THE LATEST COMMUNIQUE on inflation bears a particularly melancholy message: The dollar is worth just half as much today as in 1967, when the great rise in prices began. Perhaps the most useful way to mark the occasion is to try to recapitulate the circumstances that have caused this decline.

There have been similar drops in the dollar's value before, but they have always been associated directly with wars. By the end of the Korean War, the dollar was worth barely half as much as at the beginning of World War II. But from the early 1950s to the late 1960s, there was relative stability. The present troubles started, once again, with a war. The Johnson administration delayed too long in raising taxes to pay for Vietnam, and the Nixon admnistration cooperated eagerly with a Democratic Congress in repealing those taxes much too soon. But that was only the beginning.

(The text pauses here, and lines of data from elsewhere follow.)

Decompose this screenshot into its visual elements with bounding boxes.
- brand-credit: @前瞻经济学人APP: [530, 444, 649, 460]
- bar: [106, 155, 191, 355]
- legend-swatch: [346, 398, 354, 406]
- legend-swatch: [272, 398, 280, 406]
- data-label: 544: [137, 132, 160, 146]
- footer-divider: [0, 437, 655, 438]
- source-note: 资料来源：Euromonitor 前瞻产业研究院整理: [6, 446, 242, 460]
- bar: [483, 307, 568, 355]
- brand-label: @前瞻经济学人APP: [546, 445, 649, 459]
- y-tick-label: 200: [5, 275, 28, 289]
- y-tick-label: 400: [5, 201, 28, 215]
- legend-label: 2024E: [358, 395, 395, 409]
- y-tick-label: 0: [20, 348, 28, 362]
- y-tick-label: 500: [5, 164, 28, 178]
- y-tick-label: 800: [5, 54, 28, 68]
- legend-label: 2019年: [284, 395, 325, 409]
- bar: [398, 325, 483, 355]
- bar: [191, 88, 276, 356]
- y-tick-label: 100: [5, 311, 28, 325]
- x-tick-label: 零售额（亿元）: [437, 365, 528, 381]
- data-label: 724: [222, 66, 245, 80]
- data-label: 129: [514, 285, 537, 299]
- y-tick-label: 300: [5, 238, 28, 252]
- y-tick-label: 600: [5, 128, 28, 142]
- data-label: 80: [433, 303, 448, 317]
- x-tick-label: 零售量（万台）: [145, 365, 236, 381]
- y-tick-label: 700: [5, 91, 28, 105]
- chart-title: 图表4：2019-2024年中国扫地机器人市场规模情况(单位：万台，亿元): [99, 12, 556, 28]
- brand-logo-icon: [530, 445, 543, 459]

The United States underestimated the consequences of the devaluation of the dollar in 1971. Other countries were growing rapidly richer, and their people were demanding higher standards of living. A series of bad harvests abroad in 1972 and 1973 led to unprecedented purchases of American grain for export, far beyond anything that this country had anticipated. That pushed up food prices. The great leap in oil prices began in 1973.

Simultaneously, the Nixon administration was preparing for re-election. It has been customary for an administration to try to keep up the economy for an election year, but in this respect as in others, Mr. Nixon outdid his predeccessors. Using the controls to postpone the impact on prices, he deliberately speeded up the economy - creating, you might say, the economic equivalent of wartime - to induce a temporary burst of prosperity. The following year, as many industries overshot their capacities to produce, all sorts of familiar commodities ran short here and there - gasoline, beef, toilet paper. The controls collapsed and, in 1974 alone, prices rose 12 percent. The economy tipped into a severe recession.

Since then the inflation has been mainly circular, as people try to keep their wages and profits up to prices that keep trotting ahead of them. The Carter administration has probably speeded up the race by running large deficits at a time when the economy is, once again, very close to full capacity. Now, ominously, the country is about to feel the force of another wave of inflation from the international markets. The decline of the dollar's value over the past year is going to mean that all imported goods will cost more, and OPEC is about to raise the price of oil again.

Running through these mistakes and misfortunes, you can trace several persistent errors. Americans have been slow to recognize that the structure of the labor force is changing in ways that raise the normal levels of unemployment. As succesive adminstrations struggled to reduce unemployment to the traditional rates of the past, they were rewarded mainly with more inflation. There has been a consistent tendency to overestimate the speed at which the economy can be made to expand. There has been a similarly consistent tendency to underestimate the rising financial and industrial power of Europe and Japan. If you can speak of a single cause of the long inflation, it is the reluctance of Americans to come to terms with the truth that the long boom of the 1960s is over and that the American domination of the world economy is ending.

Mr. Carter is now embarked on a strategy for slowing down the inflation and distributing its costs as widely and fairly as possible. It is a high-minded and good-hearted policy, but as a matter of politics it will be a disheartening one to maintain. There are further reverses coming. It is a strategy that can only work slowly, and never completely. But the only alternative - a prolonged and deep recession - would be much more painful and only marginally more effective in stabilizing prices. If inflation continues at the present rate, incidentally, the dollar will fall to half of its present value by 1985.